Phy mutants have reduced biomass. Taken from:

Yang D, Seaton DD, Krahmer J, Halliday KJ (2016) Photoreceptor effects on plant biomass, resource allocation, and metabolic state. PNAS 113(27):7667-72

Karen Halliday (Edinburgh) is the corresponding author on this investigation into the broader impact of Arabidopsis phytochromes on carbon allocation and biomass production. Even though phytochrome mutants have reduced CO2 uptake they overaccumulate resources into sucrose and starch and show altered day:night growth rates.

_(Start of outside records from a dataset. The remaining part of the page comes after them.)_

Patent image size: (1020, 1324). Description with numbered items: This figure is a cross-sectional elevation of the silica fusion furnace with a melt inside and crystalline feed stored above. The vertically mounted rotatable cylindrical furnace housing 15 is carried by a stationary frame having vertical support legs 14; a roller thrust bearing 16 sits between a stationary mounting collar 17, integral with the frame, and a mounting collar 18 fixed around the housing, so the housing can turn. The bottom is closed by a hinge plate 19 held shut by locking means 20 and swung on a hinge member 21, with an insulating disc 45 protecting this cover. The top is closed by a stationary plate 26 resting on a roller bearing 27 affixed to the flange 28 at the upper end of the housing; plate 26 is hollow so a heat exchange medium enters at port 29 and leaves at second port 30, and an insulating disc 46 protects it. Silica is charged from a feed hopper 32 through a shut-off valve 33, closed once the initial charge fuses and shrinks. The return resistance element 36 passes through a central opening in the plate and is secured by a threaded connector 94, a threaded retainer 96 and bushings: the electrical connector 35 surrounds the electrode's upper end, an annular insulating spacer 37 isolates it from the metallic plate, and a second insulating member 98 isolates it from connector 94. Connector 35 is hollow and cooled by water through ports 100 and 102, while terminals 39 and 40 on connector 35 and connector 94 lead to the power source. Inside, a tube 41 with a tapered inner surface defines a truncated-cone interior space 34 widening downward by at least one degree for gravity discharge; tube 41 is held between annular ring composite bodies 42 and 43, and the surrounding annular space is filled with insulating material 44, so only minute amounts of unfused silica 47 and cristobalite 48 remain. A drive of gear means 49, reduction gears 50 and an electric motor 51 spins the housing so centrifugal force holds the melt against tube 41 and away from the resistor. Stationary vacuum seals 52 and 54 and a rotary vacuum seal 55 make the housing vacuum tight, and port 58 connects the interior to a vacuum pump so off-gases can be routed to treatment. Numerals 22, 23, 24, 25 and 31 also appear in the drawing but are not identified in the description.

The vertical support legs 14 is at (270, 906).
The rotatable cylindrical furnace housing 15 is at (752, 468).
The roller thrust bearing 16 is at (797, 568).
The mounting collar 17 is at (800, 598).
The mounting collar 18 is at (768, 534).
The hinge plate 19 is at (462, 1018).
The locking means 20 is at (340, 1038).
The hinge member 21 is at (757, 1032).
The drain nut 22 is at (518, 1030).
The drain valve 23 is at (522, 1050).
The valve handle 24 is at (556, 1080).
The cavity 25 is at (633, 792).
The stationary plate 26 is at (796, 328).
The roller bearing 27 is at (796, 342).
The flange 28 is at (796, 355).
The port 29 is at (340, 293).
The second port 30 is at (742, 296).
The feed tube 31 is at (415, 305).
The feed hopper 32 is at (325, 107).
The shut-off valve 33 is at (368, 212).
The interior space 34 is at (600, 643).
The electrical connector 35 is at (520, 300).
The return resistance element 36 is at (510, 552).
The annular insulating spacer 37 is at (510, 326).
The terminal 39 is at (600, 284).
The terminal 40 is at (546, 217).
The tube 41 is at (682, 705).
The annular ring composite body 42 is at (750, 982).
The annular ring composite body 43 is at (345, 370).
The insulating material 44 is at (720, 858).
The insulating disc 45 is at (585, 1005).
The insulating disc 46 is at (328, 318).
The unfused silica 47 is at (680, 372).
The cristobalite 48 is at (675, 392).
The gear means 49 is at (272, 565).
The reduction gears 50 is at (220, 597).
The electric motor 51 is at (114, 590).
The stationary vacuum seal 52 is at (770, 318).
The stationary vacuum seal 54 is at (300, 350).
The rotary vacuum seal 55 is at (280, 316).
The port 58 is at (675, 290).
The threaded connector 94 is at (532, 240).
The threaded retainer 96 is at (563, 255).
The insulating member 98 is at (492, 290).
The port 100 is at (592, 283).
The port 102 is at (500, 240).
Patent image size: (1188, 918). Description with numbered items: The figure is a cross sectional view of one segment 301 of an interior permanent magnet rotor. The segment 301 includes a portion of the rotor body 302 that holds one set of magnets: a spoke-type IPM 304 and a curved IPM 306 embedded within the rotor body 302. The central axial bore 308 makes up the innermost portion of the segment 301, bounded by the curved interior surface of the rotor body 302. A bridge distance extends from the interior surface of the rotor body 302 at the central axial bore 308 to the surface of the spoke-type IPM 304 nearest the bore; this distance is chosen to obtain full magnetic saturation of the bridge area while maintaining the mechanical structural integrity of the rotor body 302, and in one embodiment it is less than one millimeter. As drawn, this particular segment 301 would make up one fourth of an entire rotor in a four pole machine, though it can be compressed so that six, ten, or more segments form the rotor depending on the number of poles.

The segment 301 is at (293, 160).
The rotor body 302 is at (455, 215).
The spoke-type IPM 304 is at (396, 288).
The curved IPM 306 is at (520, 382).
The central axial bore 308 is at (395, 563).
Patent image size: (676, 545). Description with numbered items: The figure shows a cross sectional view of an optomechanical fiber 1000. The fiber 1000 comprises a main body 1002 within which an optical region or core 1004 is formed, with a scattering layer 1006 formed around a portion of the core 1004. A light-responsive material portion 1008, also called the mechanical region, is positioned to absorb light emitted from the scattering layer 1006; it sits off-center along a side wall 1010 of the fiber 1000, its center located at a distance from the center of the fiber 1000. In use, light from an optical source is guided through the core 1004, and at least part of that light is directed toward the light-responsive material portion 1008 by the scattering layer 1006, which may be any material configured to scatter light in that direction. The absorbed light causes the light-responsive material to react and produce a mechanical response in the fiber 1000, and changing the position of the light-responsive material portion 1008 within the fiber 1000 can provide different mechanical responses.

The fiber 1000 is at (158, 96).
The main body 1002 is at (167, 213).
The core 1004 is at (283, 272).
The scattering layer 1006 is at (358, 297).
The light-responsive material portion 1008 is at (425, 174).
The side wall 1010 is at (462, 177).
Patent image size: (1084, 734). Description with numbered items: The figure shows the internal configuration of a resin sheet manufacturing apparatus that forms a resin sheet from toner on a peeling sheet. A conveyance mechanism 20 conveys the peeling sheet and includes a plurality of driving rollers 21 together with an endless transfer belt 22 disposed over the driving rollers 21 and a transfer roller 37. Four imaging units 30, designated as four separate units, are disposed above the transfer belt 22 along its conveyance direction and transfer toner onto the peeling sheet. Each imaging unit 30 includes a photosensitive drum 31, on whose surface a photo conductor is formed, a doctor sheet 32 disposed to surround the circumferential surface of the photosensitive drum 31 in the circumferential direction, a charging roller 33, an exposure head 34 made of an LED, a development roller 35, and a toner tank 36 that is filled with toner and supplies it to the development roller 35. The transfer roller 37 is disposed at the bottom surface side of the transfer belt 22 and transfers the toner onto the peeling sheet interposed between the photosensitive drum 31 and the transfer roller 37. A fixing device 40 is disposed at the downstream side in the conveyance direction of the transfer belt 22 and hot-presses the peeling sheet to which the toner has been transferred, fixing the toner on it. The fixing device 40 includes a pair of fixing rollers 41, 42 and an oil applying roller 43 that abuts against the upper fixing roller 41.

Overall this leads to reduced growth coincident with reduced expression of CELLULOSE SYNTHASE-LIKE genes. The authors demonstrate that phytochromes play a significant role in the control of biomass allocation and that they additionally differentially respond to external stresses. Evolutionarily this indicates that modification of phytochrome expression might be an important mechanism for responding to changing environments.

Kumar M, Wightman R, Atanassov I, Gupta A, Hurst CH, Hemsley PA, Turner S (2016) S-Acylation of the cellulose synthase complex is essential for its plasma membrane localization. Science. 353(6295):166-9

Simon Turner (Manchester) and Piers Hemsley (James Hutton Institute, University of Dundee) lead this research which amalgamates the work from their individual labs and assesses the role of S-acylation on the activity of cellulose synthase complex (CSC). They show that core subunits of the CSC, cellulose synthase A (CESA) proteins, require s-acylation for their localisation to the plasma membrane, which is necessary for their in vivo activity. The authors estimate that a CSC might contain over 100 S-acyl groups, which could significantly alter its hydrophobicity and its interactions within the membrane environment.